Tuesday, April 26, 12:30 p.m.

Title: Control of excitons and quantum emitters in two-dimensional materials

Speaker: Gabriele Grosso (ASRC/The Graduate Center, CUNY)

Registration link: https://tinyurl.com/gabrielegrosso

Abstract: Photonics based on two-dimensional (2D) materials has made incredible progress in the last years and currently sets the state of the art for a number of applications in optoelectronics and optics. Recently, 2D materials have also begun to impact the field of semiconductor quantum optics through the demonstration of stable quantum emitters in semiconductor transition metal dichalcogenides (TMDs) and hexagonal boron nitride (hBN). Despite the great promise of this system, a few challenges still need to be tackled before promoting this system for real quantum applications.

In this colloquium, I will focus on the control of exciton dynamics in TMDs and of the quantum emission from atom-like defects in 2D wide-bandgap materials, such as hBN. In the first part of the talk, I will present our efforts to route exciton diffusion in 1D and 0D confining potentials. Moreover, I will discuss our recent results on the visualization of dark states in TMDs. Dark excitonic states in TMDs represent the lowest excitonic states of the system and can deeply affect transport, dynamics and coherence of bright excitons, hampering optoelectronic properties and device performance. Therefore, it is crucial to create conditions in which these excitonic states can be visualized and controlled. Our experiments show that the emission and spectral properties of dark excitons are accessible and strongly depend on the local strain environment.

In the second part of the talk, I will focus on the quantum emission from atom-like defects in 2D hBN with particular attention to the broad inhomogeneous spectral distribution. Our experiments were able to link this multicolor emission to variations of the electromagnetic environment with the development of a method to actively tune the emission energy by externally modifying strain.
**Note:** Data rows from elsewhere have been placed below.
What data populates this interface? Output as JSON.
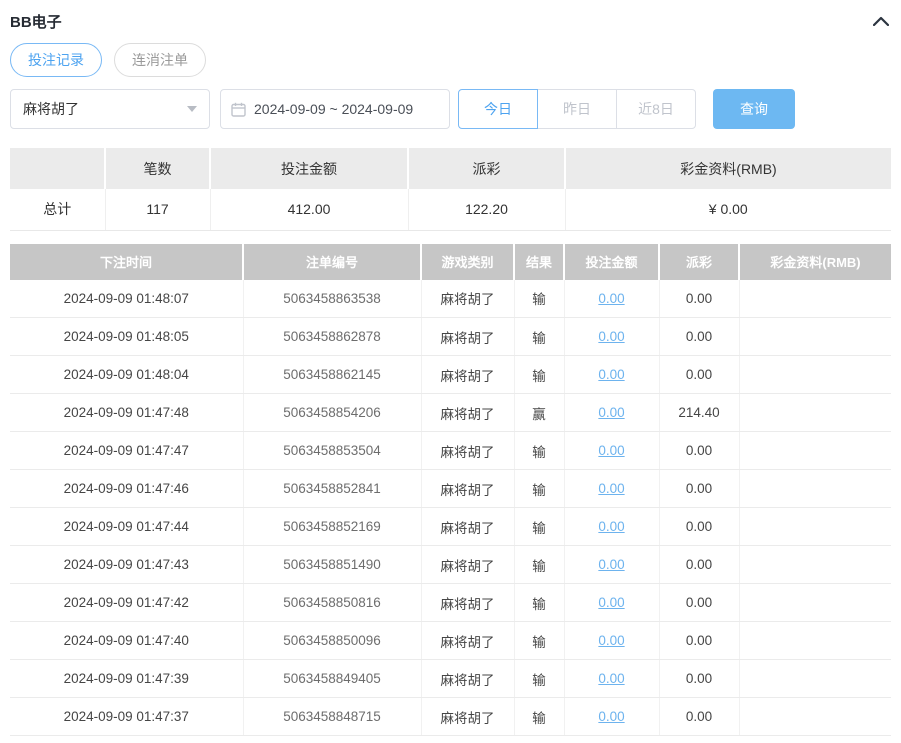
{
  "header": {
    "title": "BB电子",
    "collapse_icon": "chevron-up-icon"
  },
  "tabs": [
    {
      "label": "投注记录",
      "active": true
    },
    {
      "label": "连消注单",
      "active": false
    }
  ],
  "filters": {
    "game_select": {
      "value": "麻将胡了",
      "icon": "chevron-down-icon"
    },
    "date_range": {
      "value": "2024-09-09 ~ 2024-09-09",
      "icon": "calendar-icon"
    },
    "quick_buttons": [
      {
        "label": "今日",
        "active": true
      },
      {
        "label": "昨日",
        "active": false
      },
      {
        "label": "近8日",
        "active": false
      }
    ],
    "query_label": "查询"
  },
  "summary_table": {
    "headers": [
      "",
      "笔数",
      "投注金额",
      "派彩",
      "彩金资料(RMB)"
    ],
    "total_row": {
      "label": "总计",
      "count": "117",
      "bet_amount": "412.00",
      "payout": "122.20",
      "bonus": "¥ 0.00"
    }
  },
  "records_table": {
    "headers": [
      "下注时间",
      "注单编号",
      "游戏类别",
      "结果",
      "投注金额",
      "派彩",
      "彩金资料(RMB)"
    ],
    "rows": [
      {
        "time": "2024-09-09 01:48:07",
        "order_no": "5063458863538",
        "game": "麻将胡了",
        "result": "输",
        "bet": "0.00",
        "payout": "0.00",
        "bonus": ""
      },
      {
        "time": "2024-09-09 01:48:05",
        "order_no": "5063458862878",
        "game": "麻将胡了",
        "result": "输",
        "bet": "0.00",
        "payout": "0.00",
        "bonus": ""
      },
      {
        "time": "2024-09-09 01:48:04",
        "order_no": "5063458862145",
        "game": "麻将胡了",
        "result": "输",
        "bet": "0.00",
        "payout": "0.00",
        "bonus": ""
      },
      {
        "time": "2024-09-09 01:47:48",
        "order_no": "5063458854206",
        "game": "麻将胡了",
        "result": "赢",
        "bet": "0.00",
        "payout": "214.40",
        "bonus": ""
      },
      {
        "time": "2024-09-09 01:47:47",
        "order_no": "5063458853504",
        "game": "麻将胡了",
        "result": "输",
        "bet": "0.00",
        "payout": "0.00",
        "bonus": ""
      },
      {
        "time": "2024-09-09 01:47:46",
        "order_no": "5063458852841",
        "game": "麻将胡了",
        "result": "输",
        "bet": "0.00",
        "payout": "0.00",
        "bonus": ""
      },
      {
        "time": "2024-09-09 01:47:44",
        "order_no": "5063458852169",
        "game": "麻将胡了",
        "result": "输",
        "bet": "0.00",
        "payout": "0.00",
        "bonus": ""
      },
      {
        "time": "2024-09-09 01:47:43",
        "order_no": "5063458851490",
        "game": "麻将胡了",
        "result": "输",
        "bet": "0.00",
        "payout": "0.00",
        "bonus": ""
      },
      {
        "time": "2024-09-09 01:47:42",
        "order_no": "5063458850816",
        "game": "麻将胡了",
        "result": "输",
        "bet": "0.00",
        "payout": "0.00",
        "bonus": ""
      },
      {
        "time": "2024-09-09 01:47:40",
        "order_no": "5063458850096",
        "game": "麻将胡了",
        "result": "输",
        "bet": "0.00",
        "payout": "0.00",
        "bonus": ""
      },
      {
        "time": "2024-09-09 01:47:39",
        "order_no": "5063458849405",
        "game": "麻将胡了",
        "result": "输",
        "bet": "0.00",
        "payout": "0.00",
        "bonus": ""
      },
      {
        "time": "2024-09-09 01:47:37",
        "order_no": "5063458848715",
        "game": "麻将胡了",
        "result": "输",
        "bet": "0.00",
        "payout": "0.00",
        "bonus": ""
      }
    ]
  },
  "colors": {
    "accent_blue": "#4da3f0",
    "query_button_bg": "#6db8f2",
    "link_blue": "#6db3ee",
    "records_header_bg": "#c6c6c6",
    "summary_header_bg": "#ebebeb"
  }
}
Recently, we developed a material process that allows us to generate different kinds of quantum emitters by incorporating foreign atoms, i.e. C and O, in the atomic structures resulting in active defects responsible for single photon emission.

Tuesday, May 10, 12:30 p.m.

Title: Design and Characterization of Electrolyte Materials for Energy Storage and Conversion Applications

Speaker: Sophia Suarez (Brooklyn College and The Graduate Center, CUNY)
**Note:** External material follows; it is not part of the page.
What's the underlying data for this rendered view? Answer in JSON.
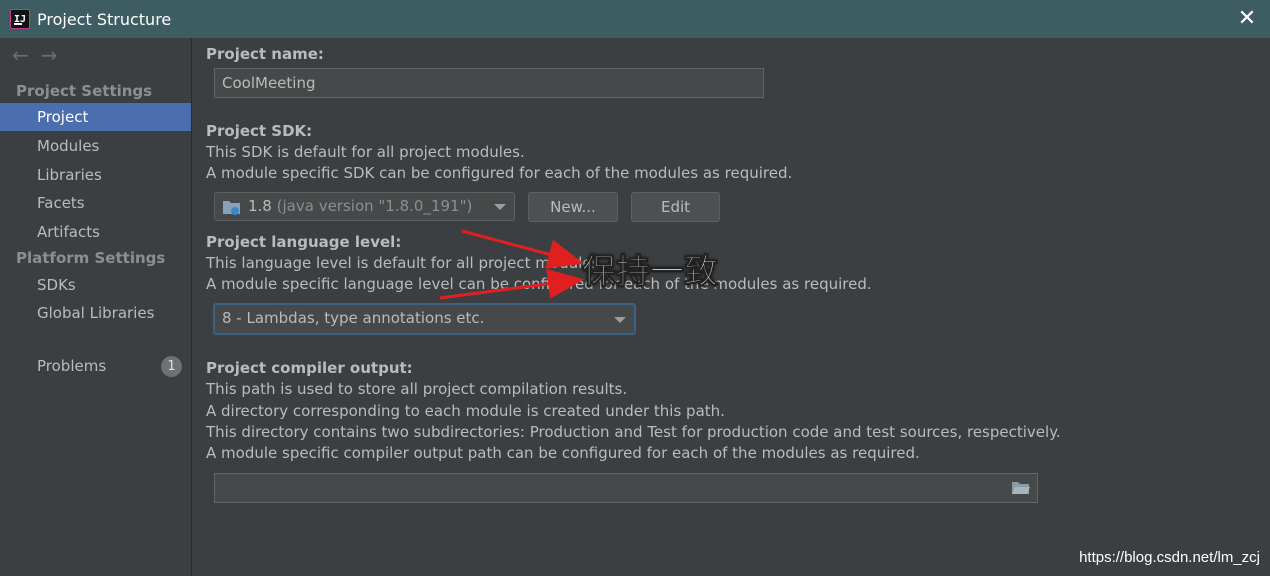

Registration link: https://tinyurl.com/sophiasuarez

Abstract: The need for more efficient electrolytes for non-lithium ion-based batteries and high temperature proton conducting membrane fuel cells (HT-PCMFC) has necessitated the development of novel processes and materials. Our work has been focused on modifying, designing and characterizing the ion transport in these materials using a combination of multi-Nuclear Magnetic Resonance (NMR) and Electrochemical Impedance (EIS) Spectroscopy. The use of these techniques allows us to access the local and bulk ion transport mechanisms and their governing interactions. This information is useful not only for enhancing our understanding but by also providing potential tuning parameters.
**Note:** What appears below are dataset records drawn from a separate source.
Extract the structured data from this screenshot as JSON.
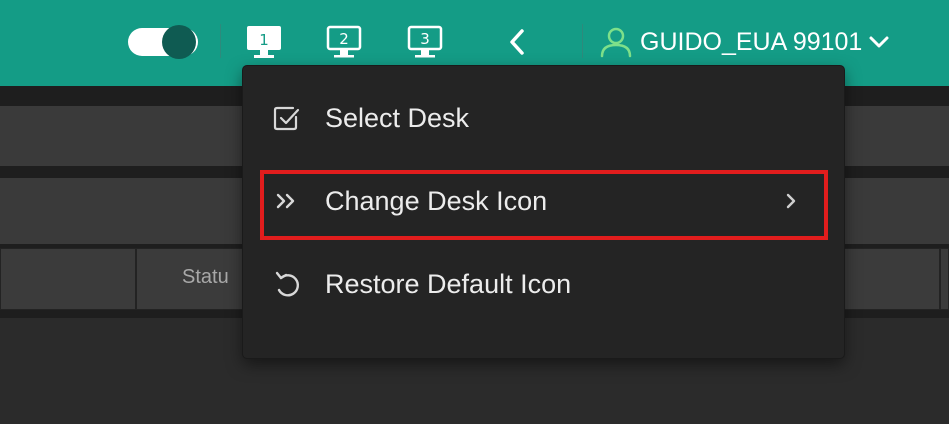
{
  "topbar": {
    "accent_color": "#149c86",
    "toggle": {
      "state": "on"
    },
    "desks": [
      {
        "label": "1",
        "active": true
      },
      {
        "label": "2",
        "active": false
      },
      {
        "label": "3",
        "active": false
      }
    ],
    "back_icon": "chevron-left-icon",
    "user": {
      "name": "GUIDO_EUA 99101",
      "icon": "user-icon",
      "caret": "chevron-down-icon"
    }
  },
  "background": {
    "column_label": "Statu"
  },
  "context_menu": {
    "items": [
      {
        "label": "Select Desk",
        "icon": "checkbox-icon"
      },
      {
        "label": "Change Desk Icon",
        "icon": "double-chevron-right-icon",
        "has_submenu": true
      },
      {
        "label": "Restore Default Icon",
        "icon": "restore-icon"
      }
    ],
    "highlight_color": "#e11d1d"
  }
}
We will present results on aluminum ion speciation and interactions in deep eutectic solvents (DES) comprised of aluminum chloride and various amides for potential aluminum ion battery applications, the effect of processing on the proton transport in modified phosphoric acid (PA) doped polybenzimidazole (PBI) for HT-PCMFC applications, and electrospun polyethylene oxide doped with ionic liquids. In addition to NMR and EIS results, density and viscosity measurements will also be discussed.